So the question goes as follows:
(1) Show that a natural number that is congruent to 3 mod 4, has a prime factor that is congruent to 3 mod 4.
(2) Show that there are infinitely many prime numbers that fulfill $p \equiv 3 \mod 4$.
I have already tried to answer them, but would like to know if what I've done is correct:
(1) Since $m \equiv 3 \mod 4$ we have that all prime factors of $m$ are odd.

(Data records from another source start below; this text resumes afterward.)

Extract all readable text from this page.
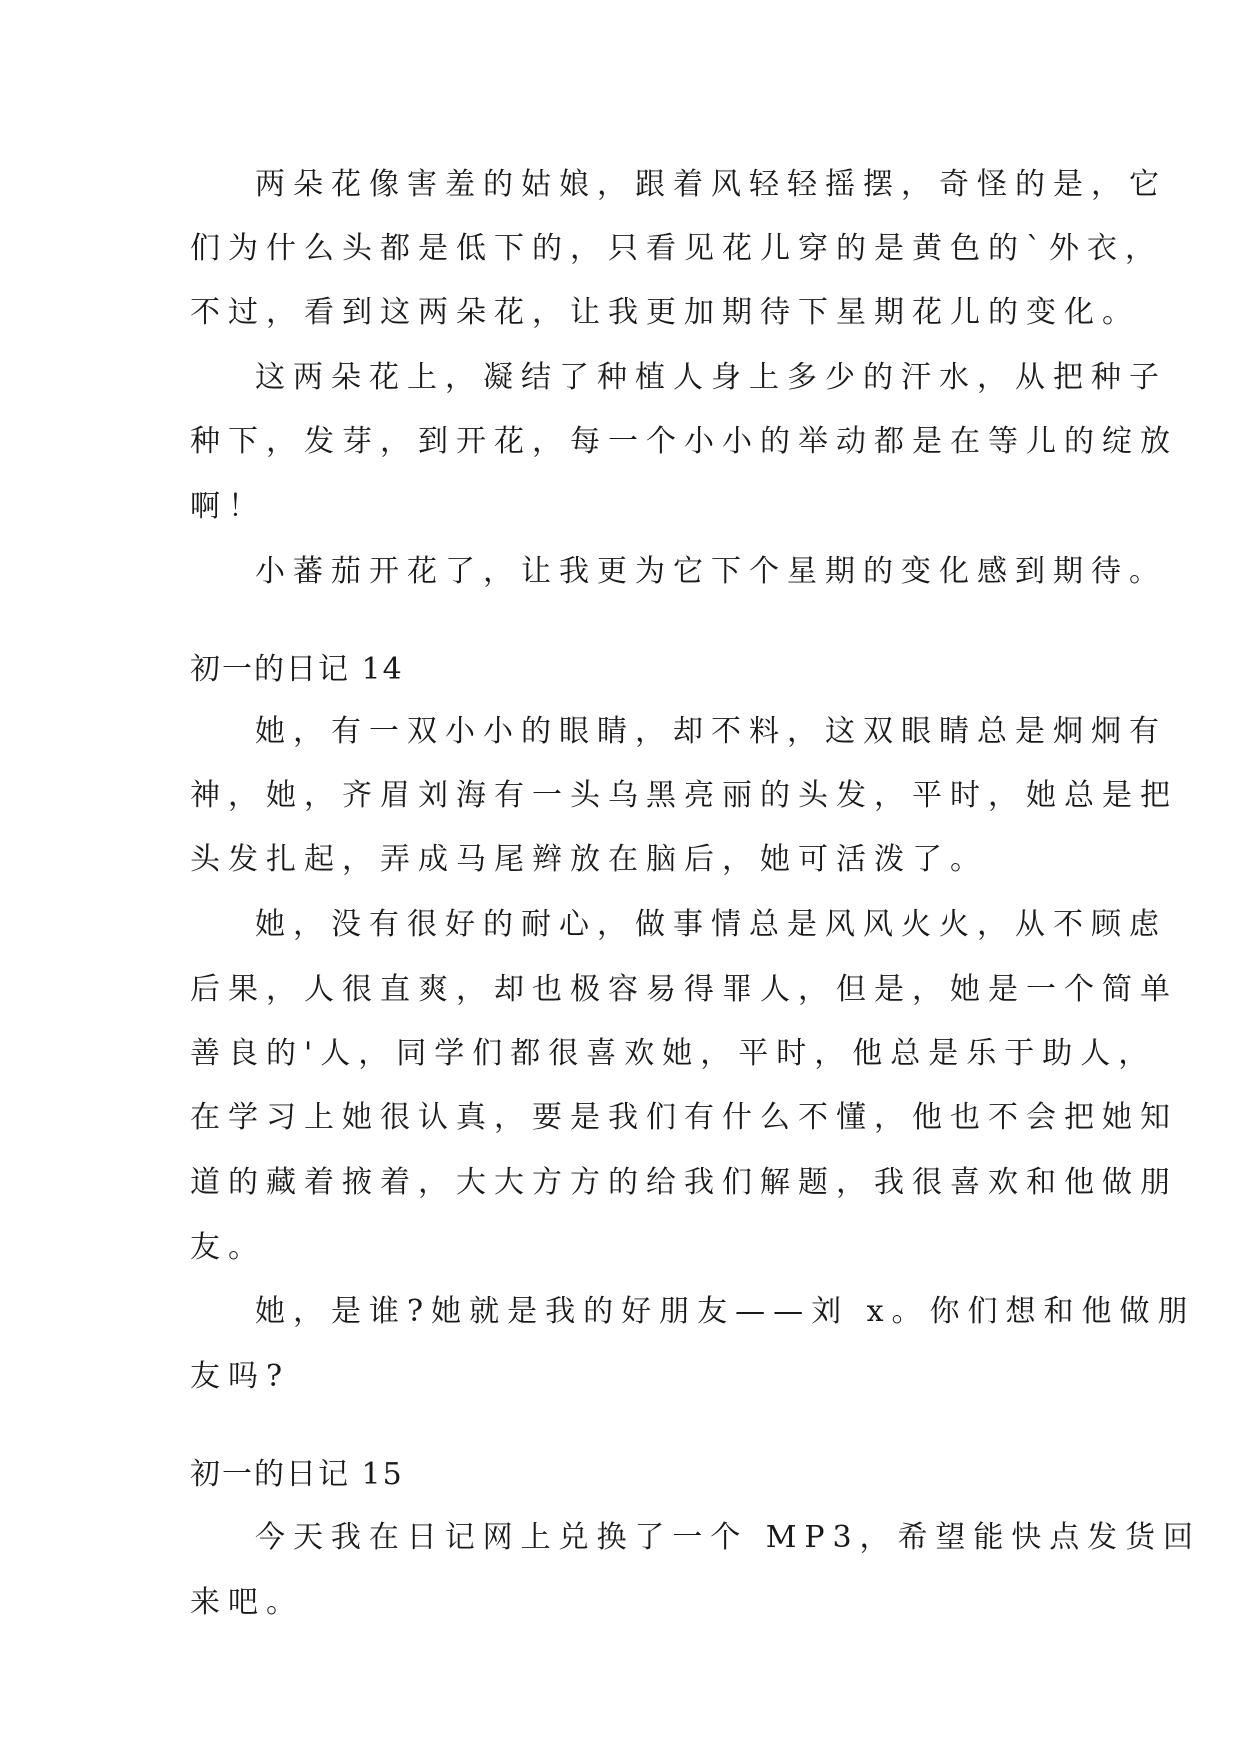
两朵花像害羞的姑娘，跟着风轻轻摇摆，奇怪的是，它
们为什么头都是低下的，只看见花儿穿的是黄色的`外衣，
不过，看到这两朵花，让我更加期待下星期花儿的变化。
这两朵花上，凝结了种植人身上多少的汗水，从把种子
种下，发芽，到开花，每一个小小的举动都是在等儿的绽放
啊！
小蕃茄开花了，让我更为它下个星期的变化感到期待。
初一的日记 14
她，有一双小小的眼睛，却不料，这双眼睛总是炯炯有
神，她，齐眉刘海有一头乌黑亮丽的头发，平时，她总是把
头发扎起，弄成马尾辫放在脑后，她可活泼了。
她，没有很好的耐心，做事情总是风风火火，从不顾虑
后果，人很直爽，却也极容易得罪人，但是，她是一个简单
善良的'人，同学们都很喜欢她，平时，他总是乐于助人，
在学习上她很认真，要是我们有什么不懂，他也不会把她知
道的藏着掖着，大大方方的给我们解题，我很喜欢和他做朋
友。
她，是谁?她就是我的好朋友——刘 x。你们想和他做朋
友吗?
初一的日记 15
今天我在日记网上兑换了一个 MP3，希望能快点发货回
来吧。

Now suppose for contradiction that all the prime factors of $m$ are congruent to 1 mod 4. To get to a contradiction we have to prove that $m$ is also congruent to 1 mod 4. Let $p = 4a + 1$ and $q = 4b + 1$. Then we have that $pq = (4a + 1)(4b + 1) = 4(4ab + a + b) + 1 \equiv 1 \mod 4$. We now have our contradiction and can say that has a $m$ prime factor $p \equiv 3 \mod 4$.
(2) Suppose for contradiction that there is a finite amount of prime numbers $(\{p_1, p_2, \ldots, p_n\})$ that are congruent to 3 mod 4.
Consider the number $q = -1 + 4(p_1 p_2 \ldots p_n)$. Since $p_m$, $m = 1, 2, \ldots, n,$ divides $4(p_1 p_2 \ldots p_n)$, then none of them divides $q$.
We also have that $q mod 4 = 4(p_1 p_2 \ldots p_n) -1 \equiv -1 \mod 4 \equiv 3 \mod 4$.
So pr. (1) we have that q has a primefactor that is congruent to 3 mod 4. Since none of the prime numbers {p1,p2,…,pn} are factors in q we have that q itself is a prime number that is congruent to 3 mod 4, which is a contradiction since we stated that we had already listed all of the prime numbers that are congruent to 3 mod 4.
Are these proofs valid enough?